España, a la espera de un milagro vasco o gallego

La situación no solo es grave, sino que tiende a empeorar

25.09.2016 | 01:26
España, a la espera de un milagro vasco o gallego

Cómo estará de mal la política española que evitar terceras elecciones depende casi exclusivamente de que se produzca un milagro en el País Vasco o en Galicia. Escrutar los resultados y a la espera de los movimientos postelectorales, los comicios en estas dos autonomías se han convertido en la penúltima esperanza de esquivar un nuevo fiasco parlamentario. La última siempre sería el cambio de posición del Partido Socialista si pasara del "No es no" de Pedro Sánchez, arropado hoy por amplios sectores de la militancia, a una abstención de algunos de sus diputados para ceder paso a Mariano Rajoy.

La situación no solo es grave, sino que tiende a empeorar. Hace un mes había división en el PSOE, pero no se vivían vísperas de cruenta guerra feroz en su seno tras la decisión de Susana Díaz, comunicada ya internamente, pero no oficialmente, de ir a por todas, mientras Sánchez quiere defenderse convocando un congreso exprés. Ni la división en Podemos era tan pública y profunda como la que ahora no ocultan Pablo Iglesias e Íñigo Errejón. Ni tan pronunciado el cansancio en las filas populares, siempre disimulado por la cosmética de los que huelen poder, que podría afectar a ratos, según trasciende, al propio Rajoy que no ve salida clara a su empeño en no ceder el testigo a nadie de su partido para facilitar la gobernabilidad. Podría decirse que hoy es más difícil la salida que en pleno verano. Solo la decisión del Partido Nacionalista Vasco de orientar su demanda de apoyo parlamentario a populares o a socialistas, podría aclarar algo el panorama, aún sin resolverlo. Parecería ilógico que, estando a tan pocos diputados de la investidura, Rajoy no lo logre, pero una minoría en el PP cree que con él al frente será muy difícil. Mientras, otra minoría en el PSOE aún confía en que habrá un milagro para que Sánchez pueda gobernar, aún por poco tiempo, con menos de la mitad de los votos necesarios para hacerlo, si apoyan desde fuera todos los demás.
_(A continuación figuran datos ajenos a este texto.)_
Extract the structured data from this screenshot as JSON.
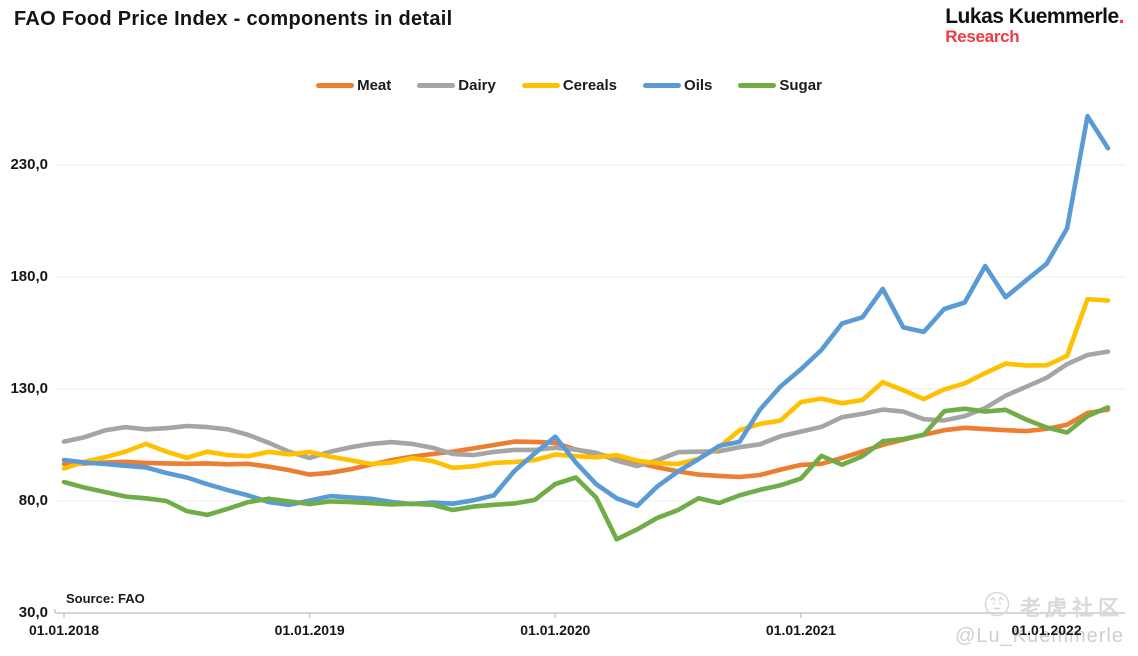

Entre esos dos extremos queda un espacio inmenso para la razón, pero la razón no parece que tenga sitio ahora mismo en la política española. Lo razonable se expresa por boca de Albert Rivera cuando recomienda a Sánchez que "la nueva ronda de contactos que pretende con otras fuerzas comience por los barones de su partido que discrepan con él". O en la pluma de Miquel Roca Junyent, en un artículo publicado en "La Vanguardia", en el que elogia a Urkullu por no ir a remolque de las manifestaciones de la calle -tomen nota Artur Mas y Puigdemont- y por su coraje al no ceder ante la demagogia populista. "Urkullu -escribe uno de las padres de la Constitución- no ha abandonado nunca la centralidad del país (...) y ha logrado que hoy Europa mire al País Vasco con un respeto recuperado".

El problema de España, que influye directamente en la casi imposibilidad de lograr Gobiernos estables, es la debilidad de esa centralidad. Rivera está ahí solo, cosechando -a lo Adolfo Suárez- más aplausos que votos. El componente centrista que siempre apoyó a Felipe González voló y el que retuvo Aznar cuando los socialistas se quemaron en el Gobierno, se disolvió en la trituradora del PP.

Entretanto la situación económica se frena y la irrelevancia internacional de España es mayúscula. La influyente agencia de noticias económicas y canal de TV Bloomberg, tituló en su momento: "El ministro de los papeles de Panamá, candidato de España al Banco Mundial". Rivera denuncia "el nulo interés del presidente Rajoy hacia lo exterior y el mayor interés por lo interior del ministro de Asuntos Exteriores". Y está en lo cierto. El profesor de Economía, José María Serrano, advertía en RNE que Italia a principios de los noventa vivió un largo desgobierno, que casi se celebraba en aquel país, y lleva veinte años sin encontrar su rumbo porque dejó de tomar decisiones muy importantes para su futuro. A ver si nos está pasando lo mismo y no nos damos cuenta hasta que sea demasiado tarde. Como se ve, agotada la razón, ya es cuestión de milagros.